The main reason is that Grayscale is short of money, very short of money, and very short of money in the short term. Setting it to 1.5% can maximize Grayscale's short-term benefits.
How is the 1.5% management fee collected? Many people don't even know this when they analyze it, and just make random analysis. It is probably because they only have experience in buying funds in China but not in buying and selling US stocks. The management fee is an annual fee, which is then converted to a daily fee. (When GBTC was a trust, the annual fee was 2%, collected monthly, but it was changed when applying for ETF).
Previously, GBTC as a trust was not redeemable. Grayscale charged a monthly management fee, which was actually physical BTC. A portion of BTC was extracted from GBTC every month and then belonged to Grayscale. This was a sure win.
Why is Grayscale so committed to transforming GBTC from a non-redeemable trust to a redeemable ETF? And why is it spending a lot of legal fees to sue the SEC? Is it for the benefit of the cryptocurrency community?
There are two reasons for this question. The main reason is that Grayscale itself holds a large amount of GBTC, and GBTC is greatly discounted in the market, so Grayscale itself cannot sell its shares. There are two reasons why it cannot sell. One is that GBTC has no liquidity, and the second is that according to the Securities Act of 1933, it cannot be sold on the open market and cannot sell enough shares.
Another reason is that Grayscale and its subsidiaries are facing a large number of lawsuits from institutions such as FTX and Gemini due to the non-redeemability of GBTC and the outrageous operations during the premium period before March 21. If they cannot be converted into ETFs, they will have to lose money.
Therefore, due to these two reasons, in order to avoid bankruptcy and the forced dissolution of GBTC and compensation of a large sum of money, Grayscale had to sue the SEC and convert the trust into an ETF. This was not for the sake of the crypto market.
In summary: 1. Grayscale itself is facing bankruptcy and lacks money, so it has to make money from its GBTC shares. 2. Other institutions holding GBTC are forcing Grayscale to do so through legal proceedings.
By the way, let me add that where did Grayscale’s GBTC come from? Some of it was purchased by Grayscale itself with BTC during the early stages of GBTC’s establishment. After all, the management fees are kept for itself and not for outsiders. Another large portion was from other institutions that used GBTC as collateral and pledged it to their subsidiaries when their companies collapsed, such as 3AC.
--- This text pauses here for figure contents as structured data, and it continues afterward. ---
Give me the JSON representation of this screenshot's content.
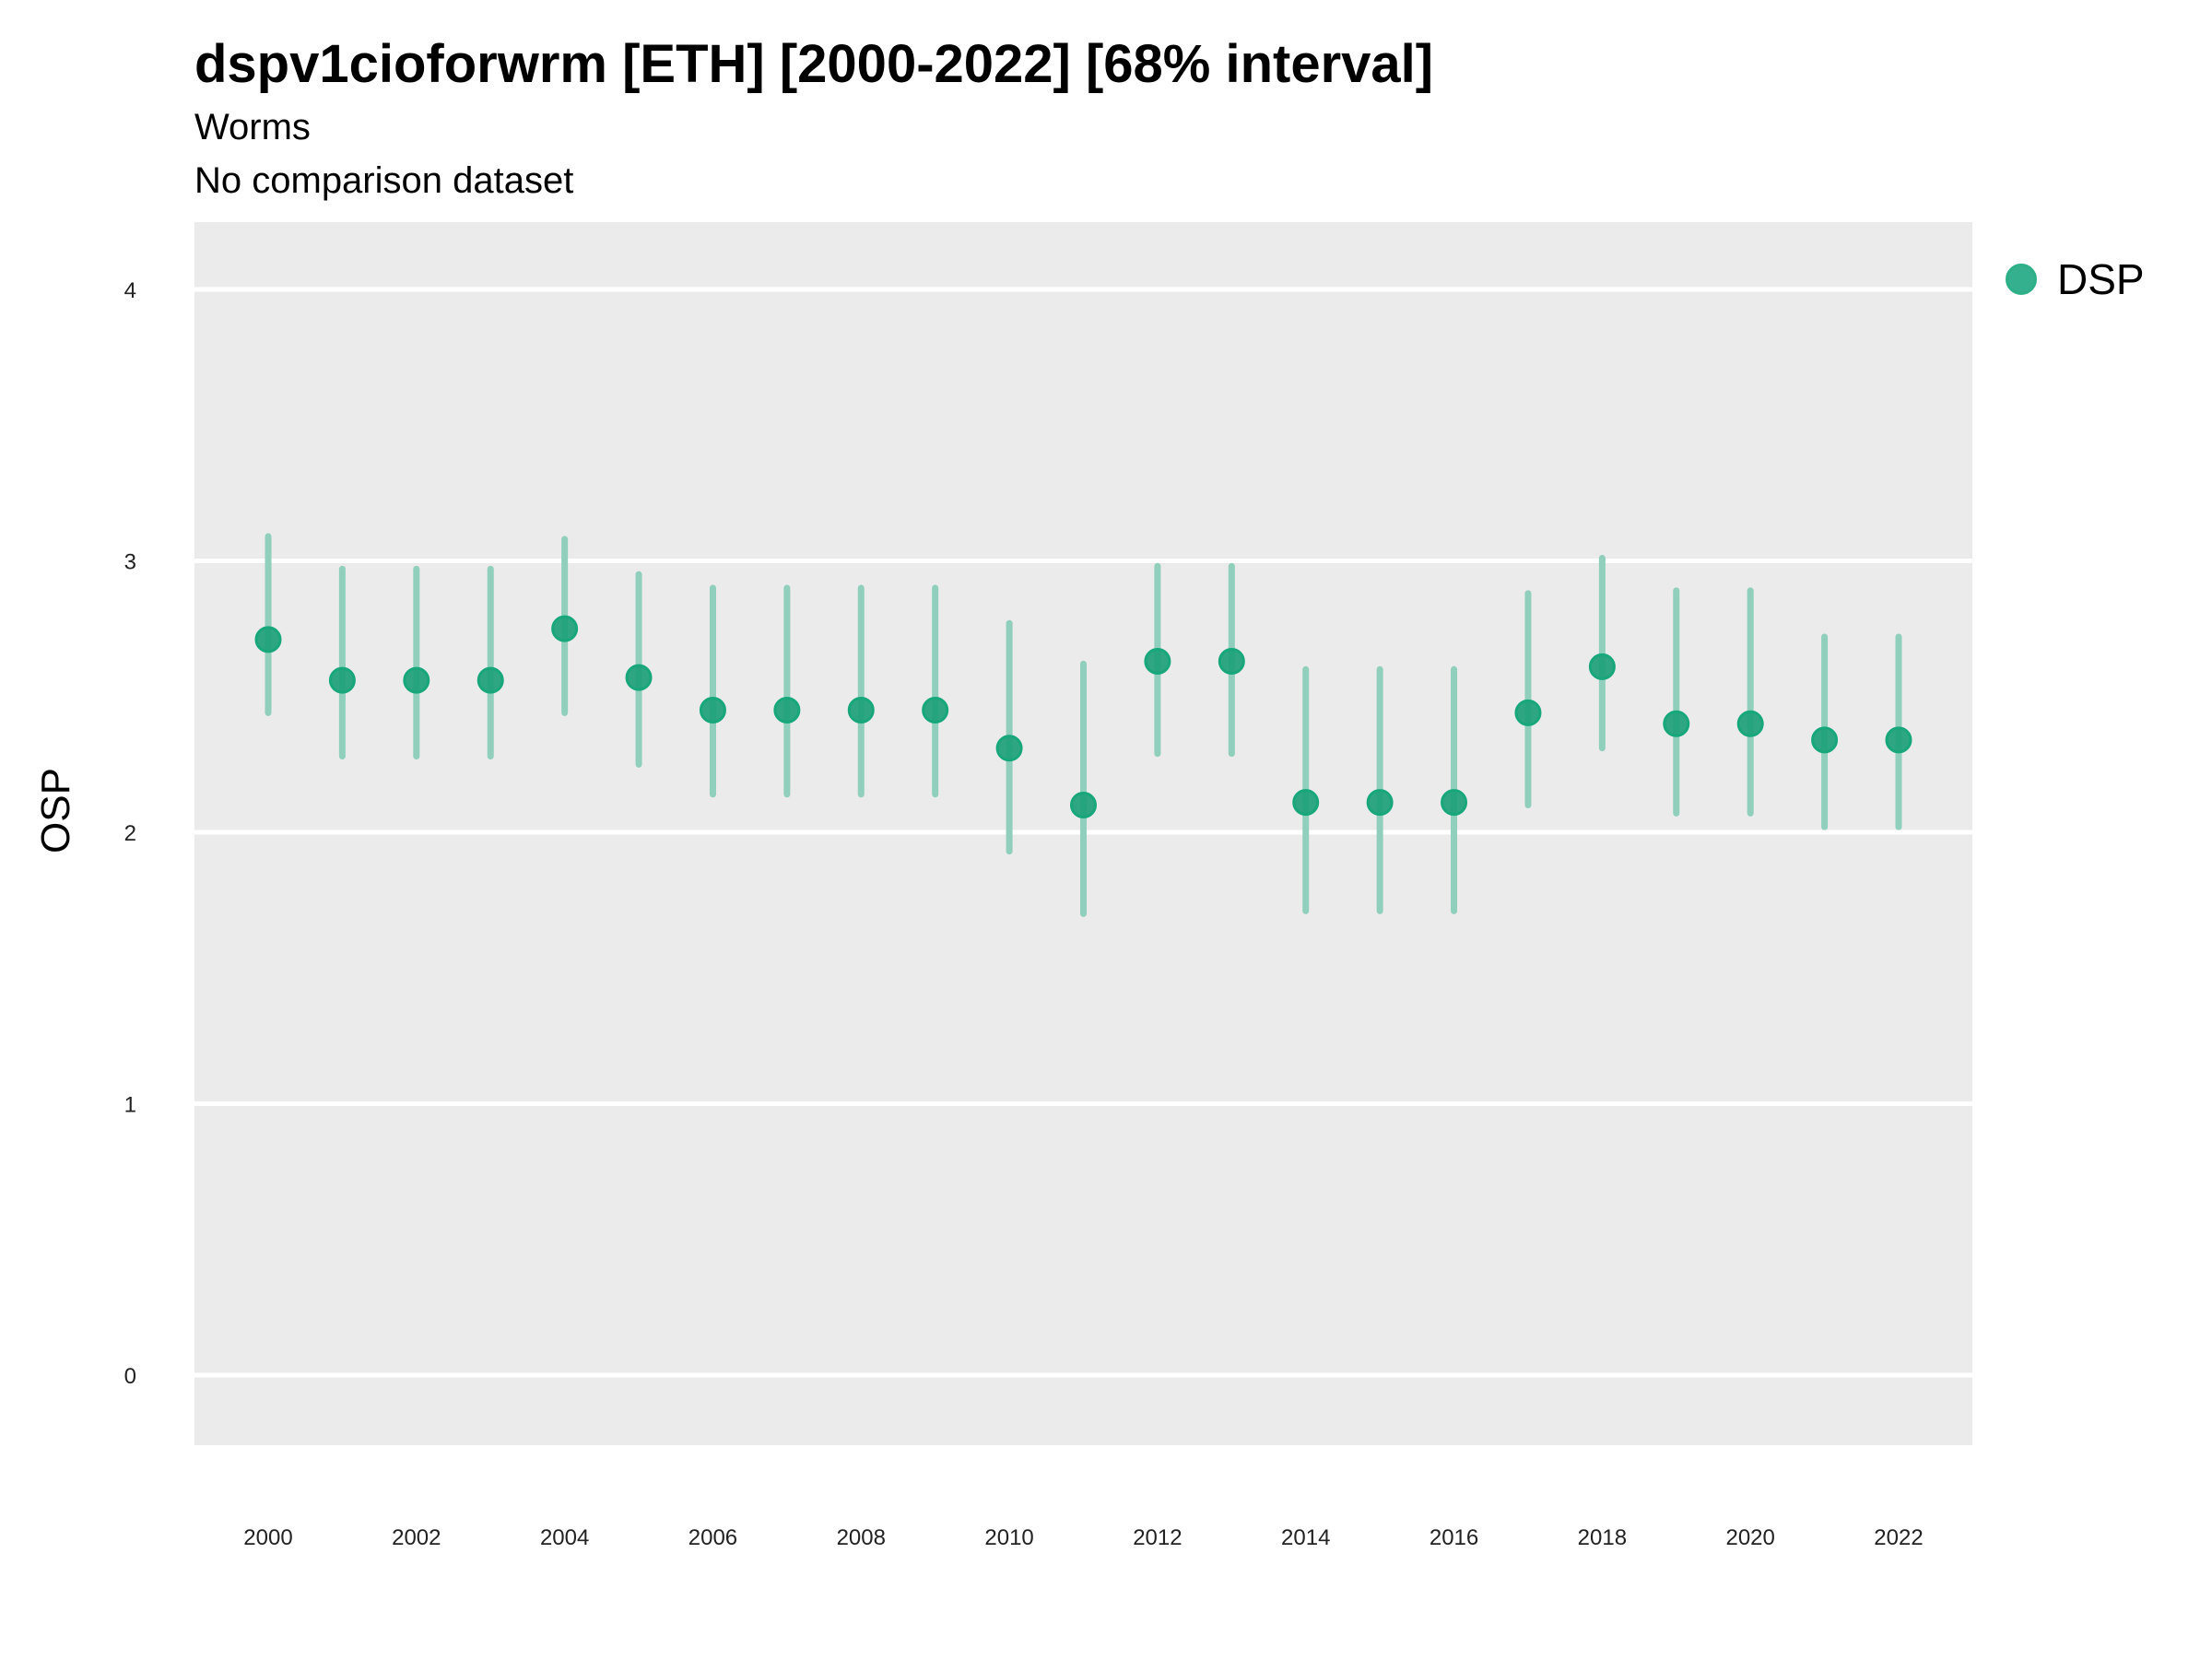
{
  "chart_data": {
    "type": "scatter",
    "title": "dspv1cioforwrm [ETH] [2000-2022] [68% interval]",
    "subtitle": "Worms",
    "caption": "No comparison dataset",
    "xlabel": "",
    "ylabel": "OSP",
    "ylim": [
      -0.25,
      4.25
    ],
    "xlim": [
      1999,
      2023
    ],
    "yticks": [
      0,
      1,
      2,
      3,
      4
    ],
    "xticks": [
      2000,
      2002,
      2004,
      2006,
      2008,
      2010,
      2012,
      2014,
      2016,
      2018,
      2020,
      2022
    ],
    "grid": true,
    "legend_position": "right",
    "colors": {
      "point": "#1b9e77",
      "interval": "#8fcfbb",
      "panel": "#ebebeb",
      "grid": "#ffffff"
    },
    "series": [
      {
        "name": "DSP",
        "x": [
          2000,
          2001,
          2002,
          2003,
          2004,
          2005,
          2006,
          2007,
          2008,
          2009,
          2010,
          2011,
          2012,
          2013,
          2014,
          2015,
          2016,
          2017,
          2018,
          2019,
          2020,
          2021,
          2022
        ],
        "y": [
          2.71,
          2.56,
          2.56,
          2.56,
          2.75,
          2.57,
          2.45,
          2.45,
          2.45,
          2.45,
          2.31,
          2.1,
          2.63,
          2.63,
          2.11,
          2.11,
          2.11,
          2.44,
          2.61,
          2.4,
          2.4,
          2.34,
          2.34
        ],
        "lower": [
          2.44,
          2.28,
          2.28,
          2.28,
          2.44,
          2.25,
          2.14,
          2.14,
          2.14,
          2.14,
          1.93,
          1.7,
          2.29,
          2.29,
          1.71,
          1.71,
          1.71,
          2.1,
          2.31,
          2.07,
          2.07,
          2.02,
          2.02
        ],
        "upper": [
          3.09,
          2.97,
          2.97,
          2.97,
          3.08,
          2.95,
          2.9,
          2.9,
          2.9,
          2.9,
          2.77,
          2.62,
          2.98,
          2.98,
          2.6,
          2.6,
          2.6,
          2.88,
          3.01,
          2.89,
          2.89,
          2.72,
          2.72
        ]
      }
    ]
  }
}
Knowing why Grayscale chose a non-redeemable trust with a 2% management fee and instead opted for a redeemable ETF with a 1.5% management fee, you can understand why Grayscale set a management fee of 1.5%.
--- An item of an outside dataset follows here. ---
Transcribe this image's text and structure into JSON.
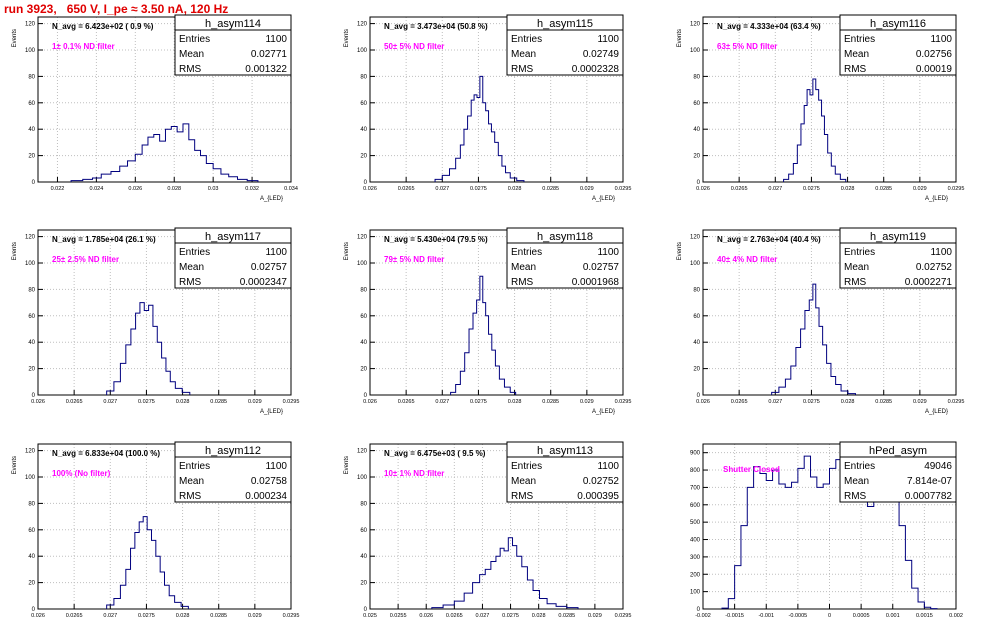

Grayscale still wants to collect as much management fees as possible, but it has no choice but to maximize management fee income in the short term. Remember? Management fees are charged on a daily basis.
Then you might think, aren't those who keep GBTC fools? Well, there are three types of people, and even if they are not fools, they will tolerate the high management fee of GBTC. 1) People for tax reasons. Chinese people do not have to pay taxes to the IRS when they trade US stocks, but Americans do. According to US tax law, the tax rate for short-term buying and selling is different from the tax rate for holding for more than a certain period of time. Most of the discount arbitrage of GBTC was carried out over 23 years, so some people need to eat more for a period of time to avoid taxes. 2) Assets that are frozen due to court lawsuits, such as Gemini and Genesis' more than 60 million GBTC. 3) Large institutions have requirements for management scale and liquidity. If you choose an ETF, you cannot choose one below a certain scale, such as less than 7.5 billion (for example).
If you simply want to arbitrage the GBTC discount without considering taxes, anyone who doesn’t sell on the first day is a fool.
As for the past performance of GBTC, does it have anything to do with Grayscale? Besides, the mechanisms of these spot ETFs are similar, and there will be basically no difference in performance. Saying that the price is 1.5% based on past performance is just a lie.